Written by Joe Scotchie Friday, 17 February 2012 00:00
An overflow audience packed into the Nassau County Legislative chambers on Monday, Feb.13 as that body held a public hearing on a proposal to close four police precincts in the county and transform them into community policing centers.
The hearing focused on public safety issues. It featured a long presentation by Acting Police Commissioner Thomas Dale who maintained that the plan would not compromise public safety, while noting that certain usages of advanced technologies have helped to reduce crime in the county.
Dale said the consolidation would result in a “more effective and efficient” police department, while also addressing the county’s budget situation. The precincts in question are the First, Fifth, Sixth, and Eighth Precincts.
Throughout the hearing, Dale and other police spokesmen also maintained that the department would keep its current 177 police car patrol intact.
The acting commissioner also touted the effectiveness of Shot Spotter technology that he said had reduced violent crime, including homicide, rape, assault, and gun-related violence by significant margins in the Uniondale-Roosevelt area where it has been deployed. He said that crime in the county has been reduced by 11 percent overall and the increase in residential burglaries can be attributed to conditions brought about by snowstorms.
For Dale, the point was that technologies and not necessarily stationhouses play a major role in reducing crime. Addressing proposed closures, Dale said that 911 calls in the county go to a call center, whose personnel in turn notify police cars. Such calls don’t go to stationhouses, he said. Dale reiterated that under the proposed changes, there would be “no change in response time” by police in patrol cars.
Dale also defended the introduction of policing centers, claiming that they would be staffed 24 hours a day, seven days a week, while remaining available to community members. “Access won’t change,” he said.
In response to questions from Legislator Norma Gonsalves (R. -East Meadow), Acting Deputy Police Commissioner Thomas C. Krumpter said that personnel reductions from the proposed changes would result in 87 sworn-in members of the police force, 13 civilian posts, with 48 positions redeployed at the discretion of local commanders. Dale said this would result in more officers on the street.
On Feb. 6, members of the Police Benevolent Association (PBA) and their supporters held a rally outside the same building to protest the plan. And at the Monday meeting, the PBA and their supporters were out in force again as the large crowd loudly expressed their opposition on numerous occasions.
Also on the same day as the Monday hearing, County Executive Edward I. Mangano released support for the plan from various organizations, including Long Island Tax Reform, the Nassau County Conservative Party, the Long Island Taxpayer Alliance, the Nassau County Tea Party Patriots, and the Nassau County Non-Partisan Tax Revolt Coalition.
At the meeting, the opposition to the proposal was expressed not only concerning Dale’s testimony but also more raucously on the insistence by such Democratic legislators as David Denenberg (D. -Merrick) and Wayne Wink (D. -Roslyn) that the acting police commissioner and not the acting deputy police commissioner answer questions from the minority.
In a briefing with reporters during a break, Denenberg claimed that the plan would, in fact, bring “no savings at all” while at the same time compromising public safety.
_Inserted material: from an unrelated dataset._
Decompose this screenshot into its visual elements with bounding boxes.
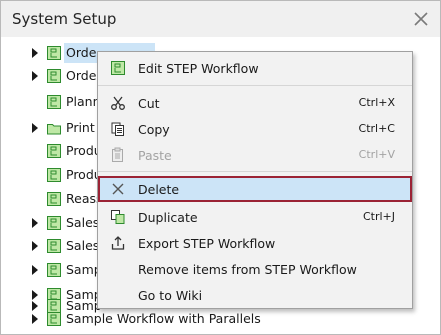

Denenberg said that savings could come from administrative costs, such as sewage costs.
During his own question period, Denenberg denounced the proposal as a “disgrace” and “the most dramatic change in delivery public services in Nassau County.”
Denenberg further denounced the plan as “the low point of my 12 years in the legislature,” calling the proposed “cuts to public safety” as “completely unacceptable.”
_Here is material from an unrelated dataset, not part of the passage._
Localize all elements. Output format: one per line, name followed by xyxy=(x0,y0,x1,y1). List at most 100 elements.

Much of Denenberg’s questioning concerned the elimination of the Heroin Task Force. Dale responded that the task force was a separate identity that had now been combined into the Narcotics Vice Bureau. He added that the bureau had increased from 43 to 49 members, while agreeing with Denenberg about a heroin usage problem in Nassau County.
In response to further questions, Krumpter acknowledged that the plainclothes unit would be removed from five of eight precincts, while adding that there would be no change in the appearance ticketing procedures, pending recommendations from the District Attorney’s office. Krumpter said that under the new plan, there would be 47 supervisors on the police force, but he said that patrolmen, not supervisors were “the backbone” of the force.
The next public hearing will be held on Monday, Feb. 27 at the legislative chambers, located on 1150 Franklin Ave.